Racial profiling by French police is being challenged in class action
Three leading rights organizations joined with grassroots groups Wednesday to launch France’s first class action suit targeting the country’s massive police machine, contending that it lawfully propagates a culture leading to systemic discrimination in identity checks.
The NGOs, including Human Rights Watch, Amnesty International and Open Society Justice Initiative, allege that police target Black people and people of Arab descent in choosing who to stop and check and say the practice is alienating those populations and a danger to society.
The issue of racial profiling has festered for years. Now, the organizations want deep law enforcement reforms, including a change in the article in the penal code that governs checks and currently gives police carte blanche with no trace of the encounter. They seek no monetary damages.

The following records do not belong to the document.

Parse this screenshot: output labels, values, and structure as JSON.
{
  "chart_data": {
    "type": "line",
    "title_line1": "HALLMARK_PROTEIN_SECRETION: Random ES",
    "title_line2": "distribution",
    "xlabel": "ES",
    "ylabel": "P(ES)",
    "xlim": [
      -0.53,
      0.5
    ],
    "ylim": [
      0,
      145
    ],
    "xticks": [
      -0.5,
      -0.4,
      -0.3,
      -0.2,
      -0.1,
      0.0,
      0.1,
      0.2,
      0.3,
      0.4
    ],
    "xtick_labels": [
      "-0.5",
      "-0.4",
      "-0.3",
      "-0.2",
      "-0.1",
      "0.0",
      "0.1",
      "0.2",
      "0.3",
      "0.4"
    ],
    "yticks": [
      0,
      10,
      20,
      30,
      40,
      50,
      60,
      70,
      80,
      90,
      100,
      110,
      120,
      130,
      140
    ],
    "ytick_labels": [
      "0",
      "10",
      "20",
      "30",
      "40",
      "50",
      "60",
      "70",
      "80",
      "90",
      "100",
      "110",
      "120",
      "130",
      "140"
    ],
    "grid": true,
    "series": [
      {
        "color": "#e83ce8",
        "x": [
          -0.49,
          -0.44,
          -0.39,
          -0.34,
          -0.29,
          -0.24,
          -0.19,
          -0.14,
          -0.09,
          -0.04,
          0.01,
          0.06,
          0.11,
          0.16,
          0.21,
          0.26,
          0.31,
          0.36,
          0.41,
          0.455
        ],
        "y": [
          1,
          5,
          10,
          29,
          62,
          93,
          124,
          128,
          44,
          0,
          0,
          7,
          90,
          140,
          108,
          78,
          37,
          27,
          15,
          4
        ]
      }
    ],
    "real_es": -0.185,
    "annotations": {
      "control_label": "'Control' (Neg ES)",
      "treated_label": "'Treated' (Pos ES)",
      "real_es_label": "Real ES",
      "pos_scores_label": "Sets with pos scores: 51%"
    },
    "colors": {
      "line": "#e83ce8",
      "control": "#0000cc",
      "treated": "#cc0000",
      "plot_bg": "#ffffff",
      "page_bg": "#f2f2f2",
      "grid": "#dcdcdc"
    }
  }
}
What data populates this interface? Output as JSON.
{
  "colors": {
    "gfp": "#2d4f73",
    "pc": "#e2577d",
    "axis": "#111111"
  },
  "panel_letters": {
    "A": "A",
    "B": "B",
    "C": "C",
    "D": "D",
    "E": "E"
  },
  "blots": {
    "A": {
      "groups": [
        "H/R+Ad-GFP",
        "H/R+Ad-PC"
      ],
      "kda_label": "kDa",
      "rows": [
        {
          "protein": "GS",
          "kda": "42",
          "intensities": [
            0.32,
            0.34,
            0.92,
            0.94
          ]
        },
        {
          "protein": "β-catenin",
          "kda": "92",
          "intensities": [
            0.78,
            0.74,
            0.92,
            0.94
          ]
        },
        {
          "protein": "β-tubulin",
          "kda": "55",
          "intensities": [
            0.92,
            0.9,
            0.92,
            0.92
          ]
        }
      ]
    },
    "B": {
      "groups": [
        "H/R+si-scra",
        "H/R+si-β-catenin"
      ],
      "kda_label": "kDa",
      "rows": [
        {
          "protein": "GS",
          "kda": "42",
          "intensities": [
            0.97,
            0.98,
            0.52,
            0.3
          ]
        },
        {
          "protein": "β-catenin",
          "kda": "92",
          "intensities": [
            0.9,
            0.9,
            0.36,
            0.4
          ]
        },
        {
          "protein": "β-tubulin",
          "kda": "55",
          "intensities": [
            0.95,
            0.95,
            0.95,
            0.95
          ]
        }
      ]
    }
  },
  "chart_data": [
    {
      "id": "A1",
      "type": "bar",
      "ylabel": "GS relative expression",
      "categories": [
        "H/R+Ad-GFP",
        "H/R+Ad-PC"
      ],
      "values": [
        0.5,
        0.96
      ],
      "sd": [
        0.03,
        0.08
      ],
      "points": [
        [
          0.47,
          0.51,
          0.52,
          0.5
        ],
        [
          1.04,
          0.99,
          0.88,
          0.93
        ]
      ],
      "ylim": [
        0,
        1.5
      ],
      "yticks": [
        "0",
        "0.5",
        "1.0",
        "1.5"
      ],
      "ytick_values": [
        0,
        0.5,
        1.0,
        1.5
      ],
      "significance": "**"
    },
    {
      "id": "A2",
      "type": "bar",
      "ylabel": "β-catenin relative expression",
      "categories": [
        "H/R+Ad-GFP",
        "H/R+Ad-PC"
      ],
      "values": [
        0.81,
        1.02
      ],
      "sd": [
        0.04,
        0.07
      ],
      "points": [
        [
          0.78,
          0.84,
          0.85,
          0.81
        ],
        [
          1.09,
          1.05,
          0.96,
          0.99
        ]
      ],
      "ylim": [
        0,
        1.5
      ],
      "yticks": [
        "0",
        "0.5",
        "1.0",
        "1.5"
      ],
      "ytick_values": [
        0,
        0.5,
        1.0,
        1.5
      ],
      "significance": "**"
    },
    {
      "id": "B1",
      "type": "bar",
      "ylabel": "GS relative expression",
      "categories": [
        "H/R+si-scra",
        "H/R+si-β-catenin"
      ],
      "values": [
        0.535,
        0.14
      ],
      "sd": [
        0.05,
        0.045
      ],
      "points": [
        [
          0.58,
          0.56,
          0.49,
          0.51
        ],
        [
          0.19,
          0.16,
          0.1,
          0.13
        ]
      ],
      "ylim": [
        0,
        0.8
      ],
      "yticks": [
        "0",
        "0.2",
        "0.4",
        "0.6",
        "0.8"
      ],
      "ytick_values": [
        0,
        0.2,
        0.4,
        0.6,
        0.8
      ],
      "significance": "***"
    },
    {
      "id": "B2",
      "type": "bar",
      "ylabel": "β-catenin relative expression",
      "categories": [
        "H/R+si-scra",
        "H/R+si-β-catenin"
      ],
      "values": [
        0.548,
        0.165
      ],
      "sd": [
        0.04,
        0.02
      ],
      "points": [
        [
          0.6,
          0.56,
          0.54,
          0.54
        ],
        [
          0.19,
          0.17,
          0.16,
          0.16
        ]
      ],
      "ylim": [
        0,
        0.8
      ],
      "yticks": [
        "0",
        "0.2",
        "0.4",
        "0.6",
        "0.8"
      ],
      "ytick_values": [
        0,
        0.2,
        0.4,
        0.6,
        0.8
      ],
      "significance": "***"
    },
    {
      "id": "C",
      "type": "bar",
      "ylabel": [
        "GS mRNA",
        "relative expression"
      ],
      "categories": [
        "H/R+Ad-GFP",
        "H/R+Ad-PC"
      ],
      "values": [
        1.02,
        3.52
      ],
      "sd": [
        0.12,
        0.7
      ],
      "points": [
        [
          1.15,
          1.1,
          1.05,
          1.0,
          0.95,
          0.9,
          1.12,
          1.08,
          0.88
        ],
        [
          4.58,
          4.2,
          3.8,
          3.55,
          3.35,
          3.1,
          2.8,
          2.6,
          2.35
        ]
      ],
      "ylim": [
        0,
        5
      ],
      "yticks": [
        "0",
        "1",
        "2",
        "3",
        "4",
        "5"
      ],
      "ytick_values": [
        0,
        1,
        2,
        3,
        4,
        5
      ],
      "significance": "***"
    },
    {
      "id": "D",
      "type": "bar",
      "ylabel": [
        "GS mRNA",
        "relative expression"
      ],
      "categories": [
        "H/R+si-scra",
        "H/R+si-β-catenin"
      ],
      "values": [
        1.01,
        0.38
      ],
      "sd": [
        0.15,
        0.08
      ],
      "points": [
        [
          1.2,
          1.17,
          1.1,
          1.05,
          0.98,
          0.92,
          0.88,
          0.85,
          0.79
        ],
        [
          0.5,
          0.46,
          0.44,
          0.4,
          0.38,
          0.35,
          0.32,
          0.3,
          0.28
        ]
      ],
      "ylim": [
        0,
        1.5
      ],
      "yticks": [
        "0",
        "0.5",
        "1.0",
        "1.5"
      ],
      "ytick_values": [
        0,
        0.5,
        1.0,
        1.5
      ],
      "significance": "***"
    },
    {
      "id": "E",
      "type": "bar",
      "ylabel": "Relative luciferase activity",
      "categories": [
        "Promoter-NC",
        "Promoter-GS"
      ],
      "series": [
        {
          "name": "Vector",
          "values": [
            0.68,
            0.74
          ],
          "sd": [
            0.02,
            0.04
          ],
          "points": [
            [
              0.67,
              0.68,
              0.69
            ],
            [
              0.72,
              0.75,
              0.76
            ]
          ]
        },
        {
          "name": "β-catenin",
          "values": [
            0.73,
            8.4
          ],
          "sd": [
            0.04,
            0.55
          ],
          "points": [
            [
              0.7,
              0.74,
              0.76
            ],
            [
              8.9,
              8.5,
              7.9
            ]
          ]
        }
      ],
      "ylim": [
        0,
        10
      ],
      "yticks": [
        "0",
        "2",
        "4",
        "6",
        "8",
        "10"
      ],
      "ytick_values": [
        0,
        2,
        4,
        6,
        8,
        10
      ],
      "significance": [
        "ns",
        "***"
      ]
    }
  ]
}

Prime Minister Jean Castex and France’s interior and justice ministers were served formal legal notice of the demands in a 145-page document including witness accounts, studies, and demands to ensure there’s no racial profiling in police checks.
Omer Mas Capitolin, a founder of Community House for Supportive Development, a grassroots NGO taking part in the legal action, said such checks are part of daily life for many people of color.
“When you’re always checked, it lowers your selfesteem,” and you become a “second-class citizen,” said Mas Capitolin, whose Paris group works with youth often stopped for checks that he said can end up in a police station.
The “victims are afraid to file complaints in this country
even if they know what happened isn’t normal,” he said, because they fear fallout from neighborhood police.
He called it a “mechanical reflex” for police to stop nonwhites, a practice he said is damaging to the person being checked and ultimately to relations between officers and the public they are expected to protect.
Mas Capitolin said the case of George Floyd, the Black American who died last year in Minneapolis after a white police officer pressed his knee into Floyd’s neck, is becoming a catalyst for change in France.
Police are of another mind. For Stanislas Gaudon, general delegate for Alliance Police Union, the claim that police discriminate in ID checks drew a big “no.”
“You know, police officers don’t get up in the morning thinking ‘I’m going to go out and check the IDs of people of Arab descent or Black people, or maybe Asian people or European people.’ No,” he said in an interview.
“No, police are not discriminating and no, the police
don’t do racial profiling,” Gaudon added.
However, a non-white police officer posted in a tough Paris suburb who is not connected with the case told the AP he is often subjected to ID checks when in civilian clothes.
“When I’m not in uniform, I’m a person of color,” said the officer, who asked to remain anonymous in keeping with police rules and due to the sensitive nature of the topic. Police need a legal basis for their actions, “but 80% of the time they do checks (based on) heads” — meaning how a person looks.
In neighborhoods with a reputation for being tough, the encounter can include insults by police, the officer said. Discrimination within police ranks is a reality, he contended, and “unfortunately people don’t want to see.”
“Repression” is the only contact with the public, he claimed.
The lead lawyer in the case, Antoine Lyon-Caen, stressed the legal action does not target individual officers but “the system itself that
generates, by its rules, habits, culture, a discriminatory practice.”
“Since the shortcomings of the state (concern) a systemic practice, the response, the reactions, the remedies, the measures must be systemic,” Lyon-Caen said at a news conference with NGOs taking action.
.Major changes could be of service to police, he added, helping rebuild their ties with the public.
The New York Police Department stands as a precursor for France. The largest law enforcement department in the U.S. was forced to make major changes after a 2013 class-action lawsuit brought by a dozen Black and brown New Yorkers who said they were stopped solely because of their race. A federal judge ruled the NYPD had violated the civil rights of tens of thousands of New Yorkers.
City leaders at the time said the checks were a necessary crime-fighting tool, but very few checks resulted in arrest. Stops dropped precipitously under the new regime, but crime did not rise.